Developers and advocates of BCIs and adjacent technologies emphasize that they can help people regain abilities lost due to aging, ailments, accidents or injuries, thus improving quality of life. A brain implant created by Swiss-based École Polytechnique Fédérale in Lausanne (EPFL), for example, has allowed a paralyzed man to walk again just by thinking. Others go further: Neuralink’s goal is to help people “surpass able-bodied human performance.”
Yet, great ethical concerns arise with such advancements, and the tech is already being used for questionable purposes.
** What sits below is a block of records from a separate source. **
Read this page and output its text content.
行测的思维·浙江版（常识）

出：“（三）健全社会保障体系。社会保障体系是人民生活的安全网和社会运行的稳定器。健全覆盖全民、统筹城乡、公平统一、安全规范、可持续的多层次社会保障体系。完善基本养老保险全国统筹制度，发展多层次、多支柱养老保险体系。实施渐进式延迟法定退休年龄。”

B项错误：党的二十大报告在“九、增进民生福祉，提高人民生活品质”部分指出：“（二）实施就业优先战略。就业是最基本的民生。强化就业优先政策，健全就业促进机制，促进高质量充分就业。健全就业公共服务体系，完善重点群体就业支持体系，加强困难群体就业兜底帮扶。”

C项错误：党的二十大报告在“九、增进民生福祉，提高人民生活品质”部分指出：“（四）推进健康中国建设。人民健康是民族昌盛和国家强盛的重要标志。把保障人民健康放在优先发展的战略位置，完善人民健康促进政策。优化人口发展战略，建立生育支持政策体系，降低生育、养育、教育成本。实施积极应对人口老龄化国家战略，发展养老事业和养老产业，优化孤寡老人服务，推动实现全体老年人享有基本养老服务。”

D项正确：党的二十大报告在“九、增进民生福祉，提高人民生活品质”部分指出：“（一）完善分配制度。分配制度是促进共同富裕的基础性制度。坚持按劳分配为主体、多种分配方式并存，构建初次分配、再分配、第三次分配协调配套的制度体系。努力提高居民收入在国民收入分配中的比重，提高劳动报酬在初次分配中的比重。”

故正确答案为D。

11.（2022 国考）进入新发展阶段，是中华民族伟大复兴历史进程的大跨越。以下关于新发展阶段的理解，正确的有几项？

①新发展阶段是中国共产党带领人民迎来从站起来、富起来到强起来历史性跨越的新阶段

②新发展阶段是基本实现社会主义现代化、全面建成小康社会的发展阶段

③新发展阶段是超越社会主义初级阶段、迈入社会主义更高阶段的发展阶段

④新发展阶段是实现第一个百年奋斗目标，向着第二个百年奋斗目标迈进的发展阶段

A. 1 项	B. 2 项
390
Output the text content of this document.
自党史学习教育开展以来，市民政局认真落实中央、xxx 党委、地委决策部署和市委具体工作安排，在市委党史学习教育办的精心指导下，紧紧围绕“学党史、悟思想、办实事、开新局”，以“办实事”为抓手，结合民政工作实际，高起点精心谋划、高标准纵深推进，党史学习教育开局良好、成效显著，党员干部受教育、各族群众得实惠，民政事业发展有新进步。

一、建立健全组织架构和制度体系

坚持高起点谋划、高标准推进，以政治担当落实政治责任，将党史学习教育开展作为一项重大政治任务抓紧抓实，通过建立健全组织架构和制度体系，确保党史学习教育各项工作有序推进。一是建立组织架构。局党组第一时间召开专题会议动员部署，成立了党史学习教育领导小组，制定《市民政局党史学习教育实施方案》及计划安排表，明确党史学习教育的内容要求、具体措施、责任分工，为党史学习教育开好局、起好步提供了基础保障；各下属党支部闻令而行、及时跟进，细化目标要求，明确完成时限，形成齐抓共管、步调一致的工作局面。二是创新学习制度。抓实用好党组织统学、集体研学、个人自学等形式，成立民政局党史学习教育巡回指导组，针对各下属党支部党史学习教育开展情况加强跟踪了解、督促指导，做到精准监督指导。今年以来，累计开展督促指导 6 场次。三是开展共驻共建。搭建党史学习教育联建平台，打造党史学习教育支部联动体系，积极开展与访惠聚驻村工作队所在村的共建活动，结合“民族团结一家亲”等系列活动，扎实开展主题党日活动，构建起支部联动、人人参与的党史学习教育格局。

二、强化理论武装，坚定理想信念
To better plan logistics and boost productivity, for example, some Chinese employers have started using “emotional surveillance technology” to monitor workers’ brainwaves which, “combined with artificial intelligence algorithms, [can] spot incidents of workplace rage, anxiety, or sadness.” The example showcases how personal the technology can become as it is normalized in daily life.
But the ethical ramifications of BCIs and other emerging neurotechnologies don’t stop at the consumer market or the workplace. Governments and militaries are already discussing — and experimenting on — the roles they could play in wartime. Indeed, many are describing the human body and brain as war’s next domain, with a 2020 NATO-backed paper on “cognitive warfare” describing the phenomenon’s objective as “mak[ing] everyone a weapon…The brain will be the battlefield of the 21st century.”
On this new “battlefield,” an era of neuroweapons, which can broadly be defined as technologies and systems that could either enhance or damage a warfighter or target’s cognitive and/or physical abilities, or otherwise attack people or critical societal infrastructure, has begun.
In this exploration of the race to apply the latest neurotechnologies to war and beyond, I investigated how the neuroweapons of tomorrow, including BCIs that may allow for brain-to-brain or brain-to-machine communication, have the capacity to expand conflicts into a new domain — the brain — while also bringing a new dimension to both hard- and soft-power struggles of the future.
In response to ongoing neurotechnology developments, some allege “neurorights” will protect peoples’ minds from possible privacy infringements and myriad ethical issues that new neurotechnologies may pose in the years to come. However, neurorights advocates’ close proximity to the very organizations advancing these neurotechnologies deserves scrutiny and potentially suggests that the “neurorights” movement is poised instead to normalize advanced neurotechnologies’ presence in daily life, perhaps forever changing humans’ relationship with machines.